Behind her, there was a short rap at the front door; she turned and walked down the hall. She had locked the screen door after coming in, which was why, when she returned to the door, Cal stood on the other side, wondering why he was locked out. He said as much.

“Because you don't live here anymore?” Maeve said, unlatching the door.

He walked in and looked around. “Heather?”

“Library,” Maeve said, returning to the kitchen. “What's going on?”

“She left me,” he said. “Gabriella.”

She leaned against the counter and crossed her arms. “Really. Where did she go?”

“No idea!” he said. “And she took Devon.”

“Really?” Maeve said again. She wasn't sure Gabriela even knew she had a child, let alone would take him when she left. She'd always figured that if the marriage broke up, the baby would stay with Cal.

“Yes,” Cal said. “I'm devastated.”

“I don't think you have the right to be devastated, Cal,” Maeve said. “You've been making a mess of things for a long time, and as a result, a lot of us now have really messy lives.”

“Like who?” he asked, defiant.

“Me. The girls. Devon.

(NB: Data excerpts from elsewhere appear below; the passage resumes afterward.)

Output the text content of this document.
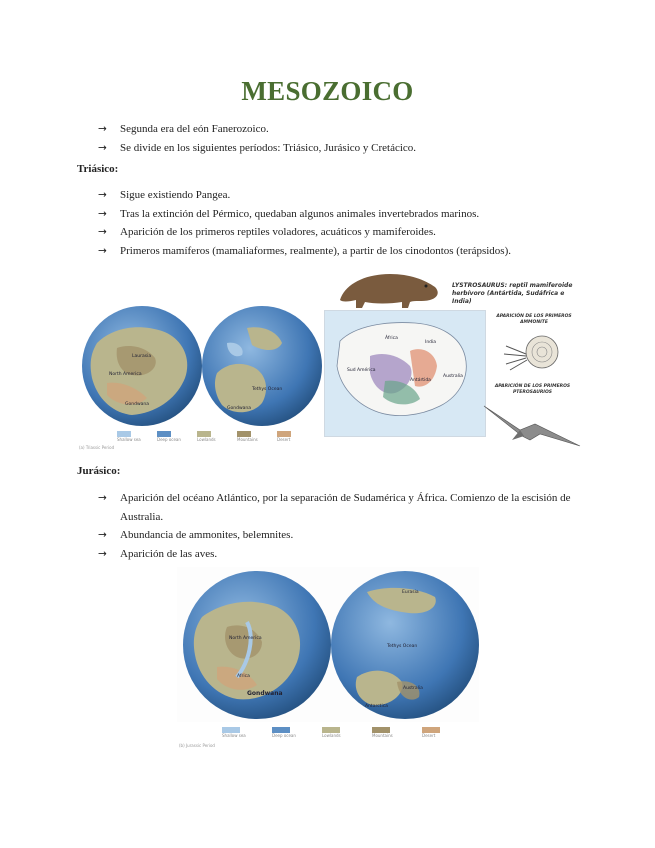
MESOZOICO
→ Segunda era del eón Fanerozoico.
→ Se divide en los siguientes períodos: Triásico, Jurásico y Cretácico.
Triásico:
→ Sigue existiendo Pangea.
→ Tras la extinción del Pérmico, quedaban algunos animales invertebrados marinos.
→ Aparición de los primeros reptiles voladores, acuáticos y mamiferoides.
→ Primeros mamíferos (mamaliaformes, realmente), a partir de los cinodontos (terápsidos).
Laurasia
North America
Gondwana
Gondwana
Tethys Ocean

Shallow sea	Deep ocean	Lowlands	Mountains	Desert
(a) Triassic Period
LYSTROSAURUS: reptil mamiferoide
herbívoro (Antártida, Sudáfrica e India)
África
India
Sud América
Antártida
Australia
APARICIÓN DE LOS PRIMEROS
AMMONITE
APARICIÓN DE LOS PRIMEROS
PTEROSAURIOS
Jurásico:
→ Aparición del océano Atlántico, por la separación de Sudamérica y África. Comienzo de la escisión de Australia.
→ Abundancia de ammonites, belemnites.
→ Aparición de las aves.
North America
Africa
Gondwana
Eurasia
Tethys Ocean
Australia
Antarctica

Shallow sea	Deep ocean	Lowlands	Mountains	Desert
(b) Jurassic Period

Gabriela, even.” She looked at him, rumpled and distressed, but only felt exhaustion at the thought of still being with him, still having to deal with his immaturity and inability to cope. “I wish I could feel bad for you, but if there ever was a classic case of reaping what you've sown, this is it.” She, too, could be defiant.

Still, the minute he started crying, loud, terrible gasps that emanated from deep in his chest, she melted just a little bit and took him in her arms and let him stay there for a long time, her shoulder becoming soaked with his tears.

“You've got to make this right,” she said into his ear. “This is on you.”

She wasn't sure if he heard her. In the hallway, the sound of footsteps made him bolt upright and turn around, his tear-stained face and her surprised one what greeted Chris Larsson, who looked like he was in a worse mood than the one she had left him in at the restaurant.

“I didn't know you were busy,” Chris said.

“I'm not,” Maeve said. “We're not.”

He looked back and forth, from her to Cal, and back again to her.

He knows, she thought.

“I thought you might be interested to know that there's been a development. I stopped here first because you were so worried.”

“A development?” she asked. “Taylor?”

“Yes. We found her car.”

 

CHAPTER 19

An older couple who lived on the other side of town, the Rathmuns spent the better part of the year in Maine but fled before the snow hit, driving down to their house on the outskirts of Farringville in mid-October, hopefully timing it before the first flake flew. They had arrived home that afternoon after their long drive, wondering why there was an unfamiliar car parked in their driveway, one tire flat. As anyone in a small village would do, they called the police department before doing anything else, not knowing that what they thought was an abandoned car had belonged to a missing teenage girl, someone everyone was looking for. Her backpack lay on the front seat, her cell phone on the passenger-side floor.

Chris described where they lived, and to Maeve, it sounded like it was very close to David Barnham's house. She filed that away.

“I didn't even know she had a car. Judy Wilkerson,” Maeve said, practically spitting out the woman's name, her anger growing with each passing day that Taylor didn't come home, “specifically said she was walking home.”